MaxText is a high-performance, arbitrary-scale, open-source LLM framework written in pure Python/JAX. jax2onnx provides a self-contained example stack to export these models to ONNX.

  • MaxText (DeepSeek, Gemma, GPT-3, Kimi, Llama, Mistral, Qwen) - https://github.com/AI-Hypercomputer/maxtext

All supported MaxText model families (DeepSeek, Gemma, Llama, Mistral, Qwen, etc.) are listed with their validation status in the Examples reference table.

Supported Families

We support exporting the following model families from the MaxText model zoo:

  • DeepSeek (v2 / v3)
  • Gemma (2 / 3)
  • GPT-3
  • Kimi (K2)
  • Llama (2 / 3 / 3.1 / 4)
  • Mistral
  • Qwen (3 / 3-Next / Omni)

Usage

Dependencies

To run the MaxText examples, you need to install the following additional dependencies:

poetry install --with maxtext

Note: This installs omegaconf, transformers, sentencepiece, tensorflow-cpu, and tensorboardX. tensorflow-cpu is required because MaxText uses tensorboard and some TF utilities. It does not install the MaxText source tree itself; use JAX2ONNX_MAXTEXT_SRC (recommended) or install a MaxText package separately.

Environment Configuration

  • JAX2ONNX_MAXTEXT_SRC (Optional): Path to a local clone of the MaxText repository. If not set, the system attempts to resolve it from an installed MaxText package.
  • JAX2ONNX_MAXTEXT_MODELS (Optional): A comma-separated list of model config names to test (e.g., llama2-7b.yml). If unset, it defaults to a standard set of representative models.

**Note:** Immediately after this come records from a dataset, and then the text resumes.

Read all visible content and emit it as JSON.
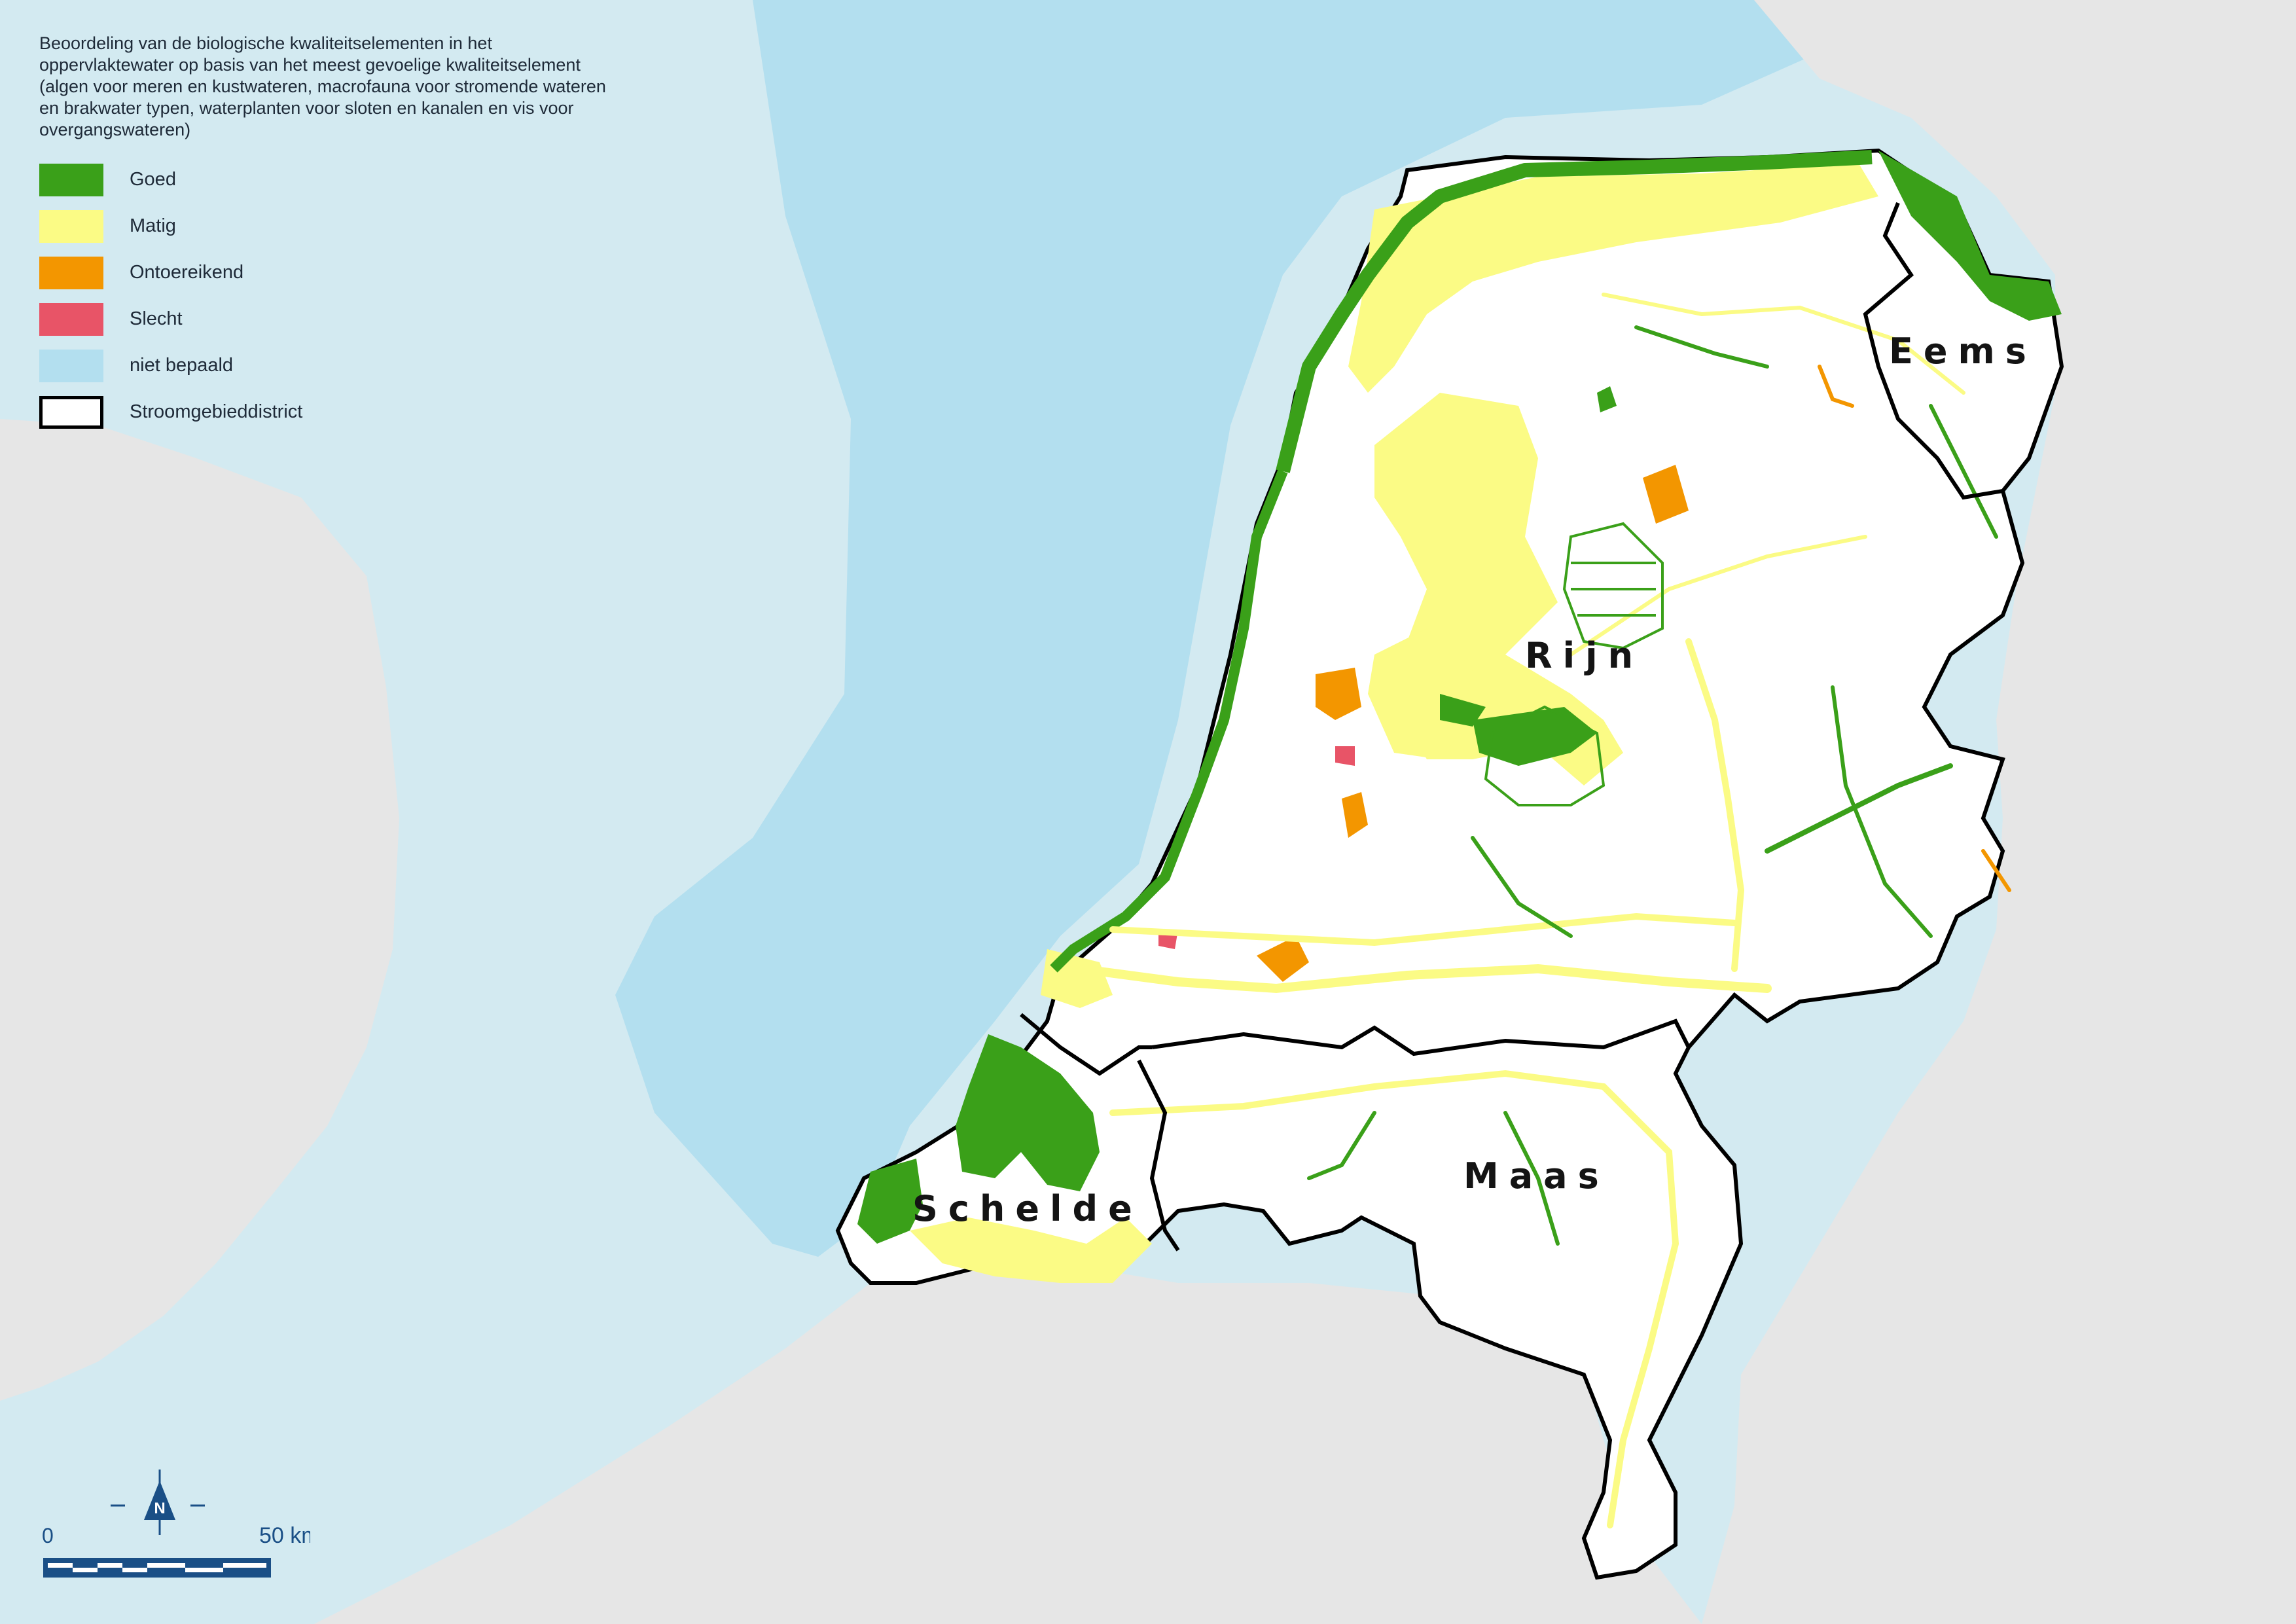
{
  "legend": {
    "title": "Beoordeling van de biologische kwaliteitselementen in het oppervlaktewater op basis van het meest gevoelige kwaliteitselement (algen voor meren en kustwateren, macrofauna voor stromende wateren en brakwater typen, waterplanten voor sloten en kanalen en vis voor overgangswateren)",
    "items": [
      {
        "label": "Goed",
        "color": "#3aa019",
        "border": "none"
      },
      {
        "label": "Matig",
        "color": "#fbfb85",
        "border": "none"
      },
      {
        "label": "Ontoereikend",
        "color": "#f39600",
        "border": "none"
      },
      {
        "label": "Slecht",
        "color": "#e85467",
        "border": "none"
      },
      {
        "label": "niet bepaald",
        "color": "#b3dfef",
        "border": "none"
      },
      {
        "label": "Stroomgebieddistrict",
        "color": "#ffffff",
        "border": "#000000"
      }
    ]
  },
  "districts": {
    "eems": "Eems",
    "rijn": "Rijn",
    "maas": "Maas",
    "schelde": "Schelde"
  },
  "scale_bar": {
    "start_label": "0",
    "end_label": "50 km",
    "north_label": "N"
  },
  "colors": {
    "sea": "#b3dfef",
    "sea_outer": "#d3eaf1",
    "neighbor_land": "#e6e6e6",
    "land": "#ffffff",
    "good": "#3aa019",
    "moderate": "#fbfb85",
    "poor": "#f39600",
    "bad": "#e85467",
    "urban": "#e1e1e1",
    "accent_blue": "#1a4f86"
  }
}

If auto-discovery finds an incompatible MaxText package, jax2onnx now skips examples.maxtext registration (instead of generating placeholder failing tests).
Set JAX2ONNX_MAXTEXT_SRC to a known compatible checkout to force and validate MaxText integration.

Validation

Use the Examples reference table to inspect the currently published MaxText ONNX exports and their validation status. Testcase links open the model directly in Netron.

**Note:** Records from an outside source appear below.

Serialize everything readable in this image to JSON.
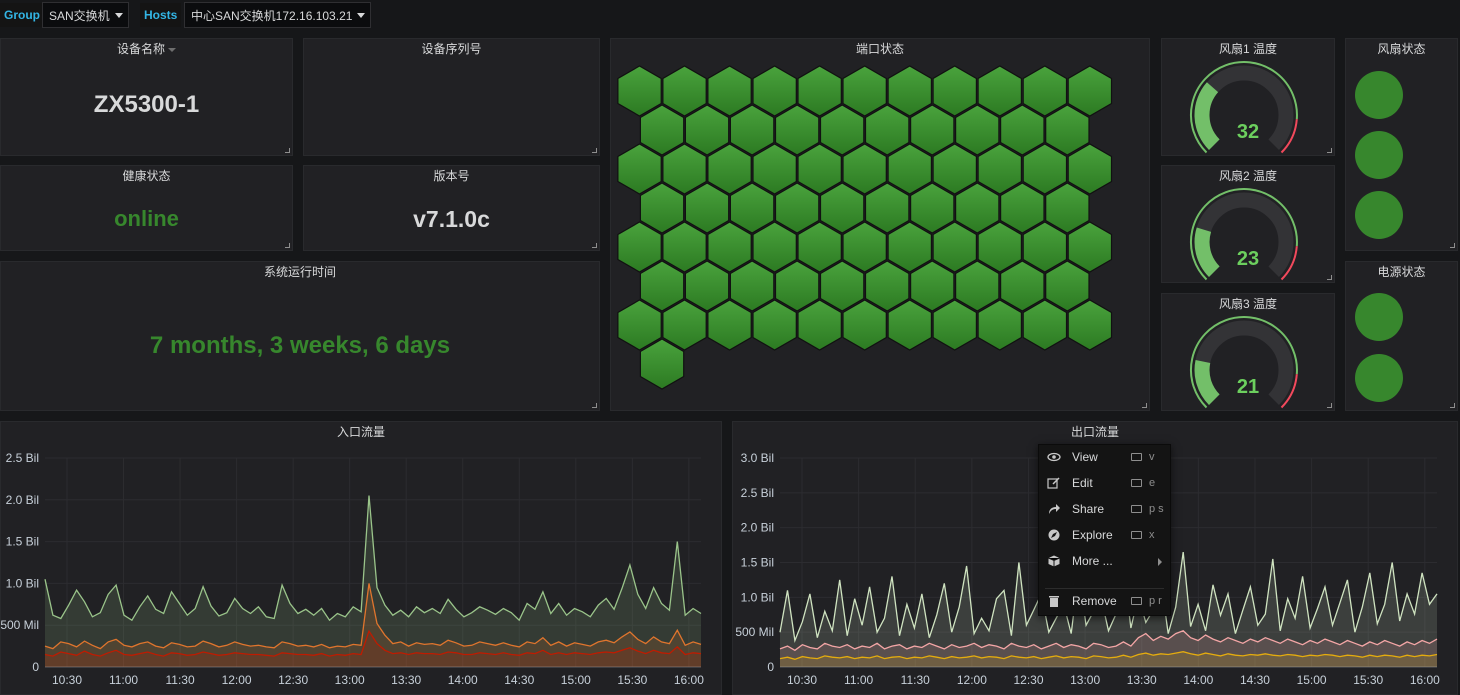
{
  "variables": {
    "group_label": "Group",
    "group_value": "SAN交换机",
    "hosts_label": "Hosts",
    "hosts_value": "中心SAN交换机172.16.103.21"
  },
  "panels": {
    "device_name": {
      "title": "设备名称",
      "value": "ZX5300-1"
    },
    "serial": {
      "title": "设备序列号",
      "value": ""
    },
    "health": {
      "title": "健康状态",
      "value": "online"
    },
    "version": {
      "title": "版本号",
      "value": "v7.1.0c"
    },
    "uptime": {
      "title": "系统运行时间",
      "value": "7 months, 3 weeks, 6 days"
    },
    "ports": {
      "title": "端口状态",
      "port_count": 75,
      "port_status": "all-up"
    },
    "fan1": {
      "title": "风扇1 温度",
      "value": "32",
      "gauge_level": 0.32
    },
    "fan2": {
      "title": "风扇2 温度",
      "value": "23",
      "gauge_level": 0.23
    },
    "fan3": {
      "title": "风扇3 温度",
      "value": "21",
      "gauge_level": 0.21
    },
    "fan_status": {
      "title": "风扇状态",
      "indicators": [
        "ok",
        "ok",
        "ok"
      ]
    },
    "power_status": {
      "title": "电源状态",
      "indicators": [
        "ok",
        "ok"
      ]
    },
    "inbound": {
      "title": "入口流量"
    },
    "outbound": {
      "title": "出口流量"
    }
  },
  "colors": {
    "ok_green": "#37872d",
    "stat_green": "#37872d",
    "gauge_green": "#73bf69",
    "gauge_red": "#f2495c",
    "link_blue": "#33b5e5"
  },
  "context_menu": {
    "items": [
      {
        "icon": "eye-icon",
        "label": "View",
        "shortcut": "v"
      },
      {
        "icon": "edit-icon",
        "label": "Edit",
        "shortcut": "e"
      },
      {
        "icon": "share-icon",
        "label": "Share",
        "shortcut": "p s"
      },
      {
        "icon": "explore-icon",
        "label": "Explore",
        "shortcut": "x"
      },
      {
        "icon": "cube-icon",
        "label": "More ...",
        "shortcut": ""
      },
      {
        "icon": "trash-icon",
        "label": "Remove",
        "shortcut": "p r"
      }
    ]
  },
  "chart_data": [
    {
      "type": "area",
      "title": "入口流量",
      "y_ticks": [
        "0",
        "500 Mil",
        "1.0 Bil",
        "1.5 Bil",
        "2.0 Bil",
        "2.5 Bil"
      ],
      "ylim": [
        0,
        2500000000
      ],
      "x_ticks": [
        "10:30",
        "11:00",
        "11:30",
        "12:00",
        "12:30",
        "13:00",
        "13:30",
        "14:00",
        "14:30",
        "15:00",
        "15:30",
        "16:00"
      ],
      "grid": true,
      "series": [
        {
          "color": "#9ac48a",
          "values": [
            1050,
            620,
            580,
            740,
            920,
            780,
            600,
            650,
            870,
            980,
            620,
            560,
            720,
            850,
            690,
            640,
            900,
            760,
            620,
            700,
            960,
            730,
            610,
            650,
            820,
            700,
            640,
            720,
            600,
            580,
            980,
            760,
            640,
            690,
            620,
            700,
            560,
            640,
            600,
            720,
            660,
            2050,
            950,
            740,
            620,
            680,
            600,
            720,
            650,
            700,
            640,
            810,
            690,
            600,
            650,
            720,
            680,
            630,
            700,
            650,
            560,
            760,
            690,
            900,
            640,
            760,
            620,
            700,
            660,
            600,
            740,
            820,
            690,
            940,
            1220,
            870,
            700,
            950,
            760,
            680,
            1500,
            620,
            700,
            640
          ]
        },
        {
          "color": "#e0752d",
          "values": [
            250,
            220,
            300,
            280,
            240,
            310,
            260,
            220,
            300,
            330,
            260,
            240,
            280,
            300,
            250,
            230,
            290,
            270,
            240,
            250,
            310,
            280,
            240,
            260,
            300,
            270,
            250,
            260,
            240,
            230,
            300,
            280,
            250,
            260,
            240,
            270,
            230,
            250,
            240,
            270,
            260,
            1000,
            520,
            380,
            280,
            300,
            250,
            290,
            270,
            280,
            260,
            320,
            290,
            250,
            260,
            300,
            280,
            260,
            290,
            260,
            240,
            300,
            280,
            350,
            260,
            300,
            250,
            290,
            270,
            250,
            300,
            320,
            290,
            360,
            420,
            330,
            280,
            360,
            300,
            280,
            440,
            260,
            300,
            270
          ]
        },
        {
          "color": "#bf1b00",
          "values": [
            150,
            130,
            180,
            160,
            140,
            190,
            150,
            130,
            170,
            200,
            150,
            140,
            160,
            180,
            150,
            130,
            170,
            160,
            140,
            150,
            180,
            160,
            140,
            150,
            170,
            160,
            150,
            150,
            140,
            130,
            170,
            160,
            150,
            150,
            140,
            160,
            130,
            150,
            140,
            160,
            150,
            430,
            280,
            200,
            160,
            170,
            150,
            170,
            160,
            160,
            150,
            180,
            170,
            150,
            150,
            170,
            160,
            150,
            170,
            150,
            140,
            170,
            160,
            200,
            150,
            170,
            150,
            170,
            160,
            150,
            170,
            180,
            170,
            200,
            230,
            190,
            160,
            200,
            170,
            160,
            240,
            150,
            170,
            160
          ]
        }
      ]
    },
    {
      "type": "area",
      "title": "出口流量",
      "y_ticks": [
        "0",
        "500 Mil",
        "1.0 Bil",
        "1.5 Bil",
        "2.0 Bil",
        "2.5 Bil",
        "3.0 Bil"
      ],
      "ylim": [
        0,
        3000000000
      ],
      "x_ticks": [
        "10:30",
        "11:00",
        "11:30",
        "12:00",
        "12:30",
        "13:00",
        "13:30",
        "14:00",
        "14:30",
        "15:00",
        "15:30",
        "16:00"
      ],
      "grid": true,
      "series": [
        {
          "color": "#cfe3c0",
          "values": [
            500,
            1100,
            380,
            650,
            1050,
            420,
            800,
            520,
            1250,
            450,
            980,
            600,
            1150,
            500,
            700,
            1300,
            450,
            900,
            560,
            1050,
            420,
            750,
            1200,
            500,
            860,
            1450,
            480,
            700,
            520,
            980,
            1100,
            450,
            1500,
            600,
            820,
            1050,
            500,
            700,
            900,
            480,
            1350,
            600,
            800,
            1000,
            520,
            760,
            1450,
            560,
            1020,
            640,
            820,
            1250,
            480,
            860,
            1650,
            580,
            900,
            520,
            1180,
            740,
            1050,
            480,
            820,
            1150,
            600,
            760,
            1550,
            520,
            980,
            700,
            1300,
            560,
            840,
            1150,
            600,
            920,
            1250,
            500,
            860,
            1350,
            620,
            900,
            1500,
            660,
            1050,
            760,
            1350,
            900,
            1050
          ]
        },
        {
          "color": "#f4a6a6",
          "values": [
            260,
            300,
            240,
            320,
            280,
            260,
            340,
            300,
            280,
            320,
            260,
            300,
            280,
            340,
            260,
            300,
            320,
            260,
            300,
            280,
            340,
            300,
            260,
            320,
            280,
            300,
            340,
            280,
            320,
            300,
            260,
            340,
            300,
            280,
            320,
            260,
            300,
            340,
            280,
            320,
            300,
            260,
            340,
            320,
            280,
            300,
            360,
            300,
            420,
            480,
            380,
            440,
            400,
            480,
            520,
            420,
            380,
            460,
            400,
            360,
            420,
            380,
            340,
            400,
            360,
            420,
            380,
            340,
            400,
            360,
            320,
            380,
            340,
            400,
            360,
            320,
            380,
            340,
            300,
            360,
            320,
            380,
            340,
            300,
            360,
            320,
            380,
            340,
            400
          ]
        },
        {
          "color": "#e5ac0e",
          "values": [
            120,
            140,
            110,
            150,
            130,
            120,
            160,
            140,
            130,
            150,
            120,
            140,
            130,
            160,
            120,
            140,
            150,
            120,
            140,
            130,
            160,
            140,
            120,
            150,
            130,
            140,
            160,
            130,
            150,
            140,
            120,
            160,
            140,
            130,
            150,
            120,
            140,
            160,
            130,
            150,
            140,
            120,
            160,
            150,
            130,
            140,
            170,
            140,
            180,
            200,
            170,
            190,
            180,
            200,
            220,
            190,
            170,
            200,
            180,
            160,
            190,
            170,
            160,
            180,
            170,
            190,
            170,
            160,
            180,
            170,
            150,
            170,
            160,
            180,
            170,
            150,
            170,
            160,
            140,
            170,
            150,
            170,
            160,
            140,
            170,
            150,
            170,
            160,
            180
          ]
        }
      ]
    }
  ]
}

For local validation, use a compatible MaxText checkout and select the configs you want to exercise:

git clone https://github.com/AI-Hypercomputer/maxtext.git
export JAX2ONNX_MAXTEXT_SRC=maxtext
export JAX2ONNX_MAXTEXT_MODELS=all  # or "gemma-2b,llama2-7b"
poetry install --with maxtext

Maintainer workflows for generated tests and sample-model publishing are documented in SotA Example Maintenance.